Blogosphere! Thee must've missed me! (I really need to stop having these opening statements so often in my blog) It has been a year! As with every other post of mine, this one too comes at a time when I really have no time to blog. But since we (you, reader, and me) belong to the stop and stare with time to spare, I shalt go ahead and pour some nonetheless. (..And it just struck me that this is my first post from my MacBook Air! Thank you powers that be! :P)

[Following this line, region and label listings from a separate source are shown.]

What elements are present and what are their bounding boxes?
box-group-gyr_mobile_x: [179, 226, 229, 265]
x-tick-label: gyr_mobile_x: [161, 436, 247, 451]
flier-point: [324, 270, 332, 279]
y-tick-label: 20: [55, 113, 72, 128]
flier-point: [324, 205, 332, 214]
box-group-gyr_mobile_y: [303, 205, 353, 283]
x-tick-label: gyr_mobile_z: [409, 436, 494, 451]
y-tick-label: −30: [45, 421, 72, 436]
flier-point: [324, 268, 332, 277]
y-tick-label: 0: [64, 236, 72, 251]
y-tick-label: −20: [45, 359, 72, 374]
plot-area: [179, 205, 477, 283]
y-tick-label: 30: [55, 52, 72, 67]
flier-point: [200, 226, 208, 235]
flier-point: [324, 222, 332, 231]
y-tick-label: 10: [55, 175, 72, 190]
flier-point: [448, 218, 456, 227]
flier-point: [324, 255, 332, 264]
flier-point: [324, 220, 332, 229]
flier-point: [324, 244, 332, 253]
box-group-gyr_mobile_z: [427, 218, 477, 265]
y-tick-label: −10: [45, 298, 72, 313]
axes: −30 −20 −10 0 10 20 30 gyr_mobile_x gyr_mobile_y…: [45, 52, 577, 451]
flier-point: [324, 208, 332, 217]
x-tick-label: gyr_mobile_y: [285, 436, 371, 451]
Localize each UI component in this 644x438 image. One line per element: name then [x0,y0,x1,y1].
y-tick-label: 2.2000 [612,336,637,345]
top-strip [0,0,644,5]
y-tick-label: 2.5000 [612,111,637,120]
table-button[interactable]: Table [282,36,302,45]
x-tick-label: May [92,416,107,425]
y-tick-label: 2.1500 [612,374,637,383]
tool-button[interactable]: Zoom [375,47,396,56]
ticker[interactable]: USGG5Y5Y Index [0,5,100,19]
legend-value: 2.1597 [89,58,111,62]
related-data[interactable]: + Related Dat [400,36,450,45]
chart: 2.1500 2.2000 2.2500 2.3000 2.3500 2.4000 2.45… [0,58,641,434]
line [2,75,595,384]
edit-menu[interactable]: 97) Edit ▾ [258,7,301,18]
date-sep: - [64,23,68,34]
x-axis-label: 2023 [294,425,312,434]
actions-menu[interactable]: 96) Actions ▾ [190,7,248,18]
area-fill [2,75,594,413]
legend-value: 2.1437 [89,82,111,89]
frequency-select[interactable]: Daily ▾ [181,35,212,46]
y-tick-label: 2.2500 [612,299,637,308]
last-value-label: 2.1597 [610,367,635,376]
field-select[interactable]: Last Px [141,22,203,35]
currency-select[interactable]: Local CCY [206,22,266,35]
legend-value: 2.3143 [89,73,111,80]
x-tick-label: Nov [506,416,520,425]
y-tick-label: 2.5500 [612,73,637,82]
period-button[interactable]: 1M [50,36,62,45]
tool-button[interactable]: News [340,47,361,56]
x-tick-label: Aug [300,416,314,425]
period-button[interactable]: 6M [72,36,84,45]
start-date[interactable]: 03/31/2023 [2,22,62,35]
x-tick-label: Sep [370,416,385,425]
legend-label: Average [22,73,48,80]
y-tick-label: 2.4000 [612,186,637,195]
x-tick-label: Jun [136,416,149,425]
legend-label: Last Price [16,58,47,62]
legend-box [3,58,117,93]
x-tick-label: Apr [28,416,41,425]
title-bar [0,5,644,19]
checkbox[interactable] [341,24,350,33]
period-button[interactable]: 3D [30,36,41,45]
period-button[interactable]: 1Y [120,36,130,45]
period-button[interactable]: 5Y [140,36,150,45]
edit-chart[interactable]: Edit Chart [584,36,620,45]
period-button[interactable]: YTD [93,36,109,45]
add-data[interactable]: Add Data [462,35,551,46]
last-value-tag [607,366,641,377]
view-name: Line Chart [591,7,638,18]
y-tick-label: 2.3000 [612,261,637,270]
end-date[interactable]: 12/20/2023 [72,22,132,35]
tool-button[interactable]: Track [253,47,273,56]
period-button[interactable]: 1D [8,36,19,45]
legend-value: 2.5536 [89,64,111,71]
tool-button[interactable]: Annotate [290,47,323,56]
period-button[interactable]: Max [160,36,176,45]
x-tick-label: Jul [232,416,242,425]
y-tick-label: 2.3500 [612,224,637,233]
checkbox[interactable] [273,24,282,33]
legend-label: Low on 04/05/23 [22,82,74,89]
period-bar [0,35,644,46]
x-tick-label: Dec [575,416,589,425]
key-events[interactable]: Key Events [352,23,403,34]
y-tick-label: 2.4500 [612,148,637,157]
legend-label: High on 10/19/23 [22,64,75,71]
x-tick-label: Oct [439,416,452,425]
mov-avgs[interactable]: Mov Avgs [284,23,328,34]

The United States of America! Oh how do I even begin detailing the roller coaster ride this has been! (Yeah so I'm not going to :P) Not much difference to me from being home, except that Cincinnati is much sleepier and spacious than my Mumbai. I had no jet lag coming in changing 3 planes, I don't miss Indian food; family and friends back home are always in my heart and I still feel one with them. Being back to school after so many years was one change. Hopping from Production Engineering to Aerospace Engineering, a change of a lifetime. The classroom felt the same with aero having a huge batch size here. Clubs the same. People the same. A little ignorance here and an exchange of thought there, but pretty much all the same. There were DC, NYC and Texas trips in between. Ashamed to say I've seen more of USA than India. (*bucket list reformation*)
But in between all this, what I always still fall flat into the trap for are the people, always the people. Being a social junkie that I am, peeling myself off my friends and acquaintances is something I've never learnt to do. Same old overdos, same old expectation, and same old hurt. Being an active part of two big student groups here gets me to connect with more. A huge list of ego trainers I say. I guess you never stop learning there. Never stop believing, running the muck, getting hurt, falling down, and reinventing the cycle of getting back up. Past experiences only help so much as to show you how fucked up you've always been, not in showing you how you got back up the last time, no. Murphy shrouds that wisdom. "You're busy in your life presently of course, you don't have the time for people skills when you're after a different science degree, of course, I hear you, still, go spend time gathering yourself back up. Muhaha!"
And so it is. You give up. Throw up. Scream. Wait for an epiphany to hit you perhaps. Some angels come along, some leave, some stay back for you. A potpourri of advice, a hug, a shoulder squeeze. Again the people that bring you back up. You're never alone; somehow are never allowed to. Not when you're a dynamically invasive personality like myself, I guess. Work and business have somehow not worked for me in being distractions. They'd keep happening, but I really am two people in one when such 'crises' occur. One for work, one for them inundated emotions. One doesn't help with the other.
So my 'stitches' start where the threads went bare. Not with patches of cover up. And the needle work goes on, the fabric expands, reinforced here and there with the holy (my fancy new term for 'shitty') experiences of life. Blind unwavering unapologetic faith in myself. That is what I adorn. Peace.